Şimdi tam 104 yıl sonra darphanemiz yeniden Sultan Reşat’ın altınlarını darp etmeye başlamış. Uzmanlar bunu, “Piyasadaki çok sayıda sahte Reşat altınına karşı bir önlem” olarak savunuyor. Fakat savunmaları baştan aşağı saçmalık.
Eğer ki düşük ayarlı sahte Reşat altını basılıyorsa, aynı kalpazanlar bunu neden Cumhuriyet altını için yapmasınlar ki? Yani Darphane Genel Müdürlüğü’nün yeni Reşat altını basıyor olması, kalpazanları nasıl engelleyecek? Ne yani kalpazanlar, “Bak hükûmetimiz yeni Reşat altını kestirmiş, Haydi bundan sonra düşük ayarlı altın basmayalım. Sahtekarlık etmeyelim, asgari ücretle kendimize iş arayalım” mı diyecekler? Gerçekten böyle bir saçmalığa inanacak kadar saf mı gözüküyoruz uzaktan?

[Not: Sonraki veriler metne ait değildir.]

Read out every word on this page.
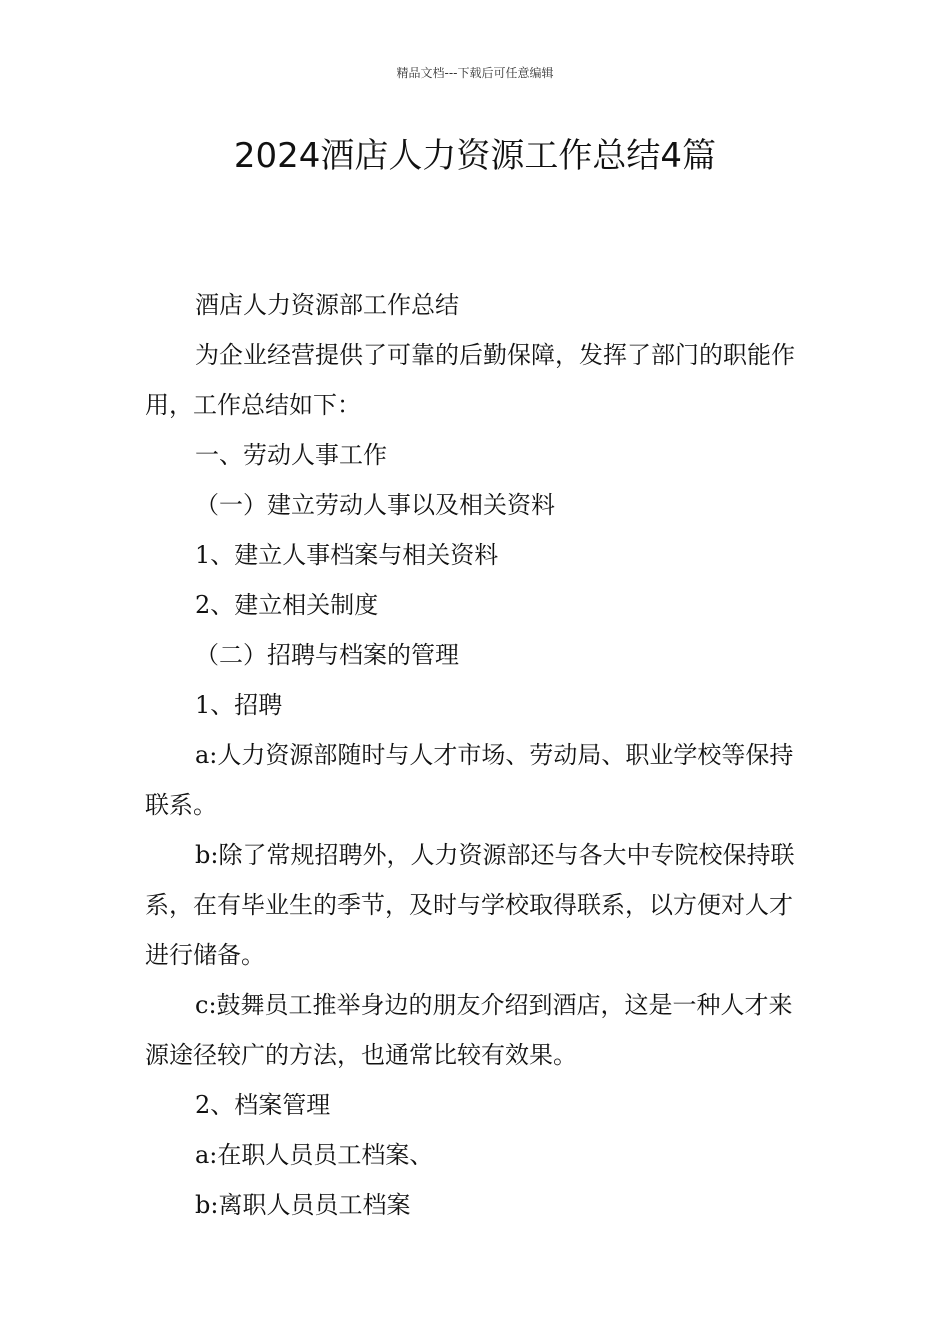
精品文档---下载后可任意编辑
2024酒店人力资源工作总结4篇

酒店人力资源部工作总结

为企业经营提供了可靠的后勤保障，发挥了部门的职能作用，工作总结如下：

一、劳动人事工作

（一）建立劳动人事以及相关资料

1、建立人事档案与相关资料

2、建立相关制度

（二）招聘与档案的管理

1、招聘

a:人力资源部随时与人才市场、劳动局、职业学校等保持联系。

b:除了常规招聘外，人力资源部还与各大中专院校保持联系，在有毕业生的季节，及时与学校取得联系，以方便对人才进行储备。

c:鼓舞员工推举身边的朋友介绍到酒店，这是一种人才来源途径较广的方法，也通常比较有效果。

2、档案管理

a:在职人员员工档案、

b:离职人员员工档案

104 yıl sonra yeni Reşat altını basmanın mantığı nedir? Peki Sultan Abdülmecid altınları, Aziz altınları veya Hamid altınları ne olacak? Onları da alıp – satmak serbesttir. Kalpazanlar bu altınları basmayacak mı? Anlayan varsa beri gelsin.
İskoç yazar Arthur Conan Doyle, “İmkansız olanı elediğinde elinde kalan olasılık dışı görünse bile gerçeğin ta kendisidir” demiş. Reşat altınını yeniden basmanın hiçbir mantıklı açıklaması yok.

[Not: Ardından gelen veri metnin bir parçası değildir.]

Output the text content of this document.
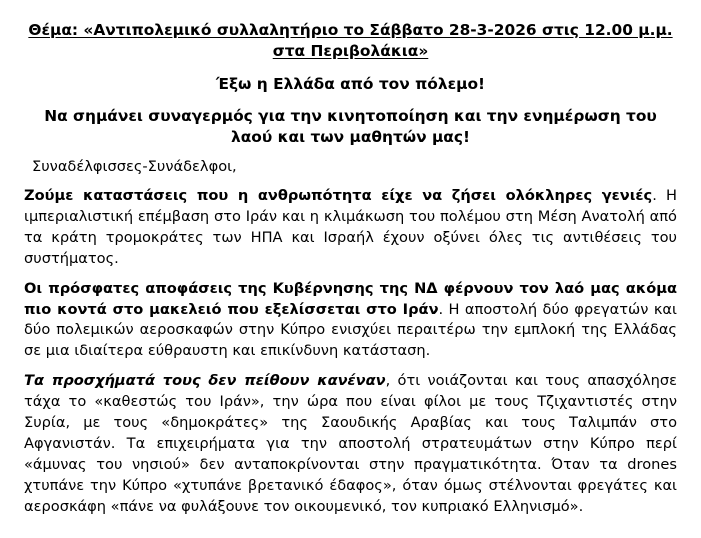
Θέμα: «Αντιπολεμικό συλλαλητήριο το Σάββατο 28-3-2026 στις 12.00 μ.μ. στα Περιβολάκια»

Έξω η Ελλάδα από τον πόλεμο!

Να σημάνει συναγερμός για την κινητοποίηση και την ενημέρωση του λαού και των μαθητών μας!

Συναδέλφισσες-Συνάδελφοι,

Ζούμε καταστάσεις που η ανθρωπότητα είχε να ζήσει ολόκληρες γενιές. Η ιμπεριαλιστική επέμβαση στο Ιράν και η κλιμάκωση του πολέμου στη Μέση Ανατολή από τα κράτη τρομοκράτες των ΗΠΑ και Ισραήλ έχουν οξύνει όλες τις αντιθέσεις του συστήματος.

Οι πρόσφατες αποφάσεις της Κυβέρνησης της ΝΔ φέρνουν τον λαό μας ακόμα πιο κοντά στο μακελειό που εξελίσσεται στο Ιράν. Η αποστολή δύο φρεγατών και δύο πολεμικών αεροσκαφών στην Κύπρο ενισχύει περαιτέρω την εμπλοκή της Ελλάδας σε μια ιδιαίτερα εύθραυστη και επικίνδυνη κατάσταση.

Τα προσχήματά τους δεν πείθουν κανέναν, ότι νοιάζονται και τους απασχόλησε τάχα το «καθεστώς του Ιράν», την ώρα που είναι φίλοι με τους Τζιχαντιστές στην Συρία, με τους «δημοκράτες» της Σαουδικής Αραβίας και τους Ταλιμπάν στο Αφγανιστάν. Τα επιχειρήματα για την αποστολή στρατευμάτων στην Κύπρο περί «άμυνας του νησιού» δεν ανταποκρίνονται στην πραγματικότητα. Όταν τα drones χτυπάνε την Κύπρο «χτυπάνε βρετανικό έδαφος», όταν όμως στέλνονται φρεγάτες και αεροσκάφη «πάνε να φυλάξουνε τον οικουμενικό, τον κυπριακό Ελληνισμό».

Geriye kalan tek seçenek, Cumhuriyet altının üzerindeki Cumhuriyet yazısından, latin harflerinden ve Atatürk’ten rahatsız olmak…
Özel sınıf, sınıf ayrımcılığıdır
Eğitim Sen Şube Başkanı Faik Alkan yeni eğitim yılının da sorunlarla başladığını belirterek Mualla Zeyrek İlkokulu’nun sorunlarına dikkat çekti. Faik Alkan, söz konusu okulda özel bir sınıf açılacağından endişe ediyor. Tabii “özel sınıf” dediysek, mesela engelli olan özel çocuklara yönelik bir sınıf kastedilmiyor. Aileleri “Özel” olanların çocuklarına yönelik bir sınıf kastediliyor. Hali vakti yerinde ailelerin çocukları için sınıf mevcudu düşük tutulmuş bir sınıf yani. Ben bu endişelerin yersiz olduğuna inanmak istiyorum.
Atatürk’ten Recep Tayyip Erdoğan’a kadar 12 Cumhurbaşkanımızın 12’sinin de ortak bir özelliği var; hepsi dar gelirli aile çocuklarıdır ve hepsi devletin imkanlarıyla okumuşlardır. Türkiye Cumhuriyeti’nin yaptığı en büyük işlerden biri eğitimde fırsat eşitliği. Şimdi bir devlet okulunda bu eşitliğin kaldırılmaya çalışılmasını kabul edemeyiz. Yetkililerin söz konusu iddialara cevap vermesini bekliyoruz.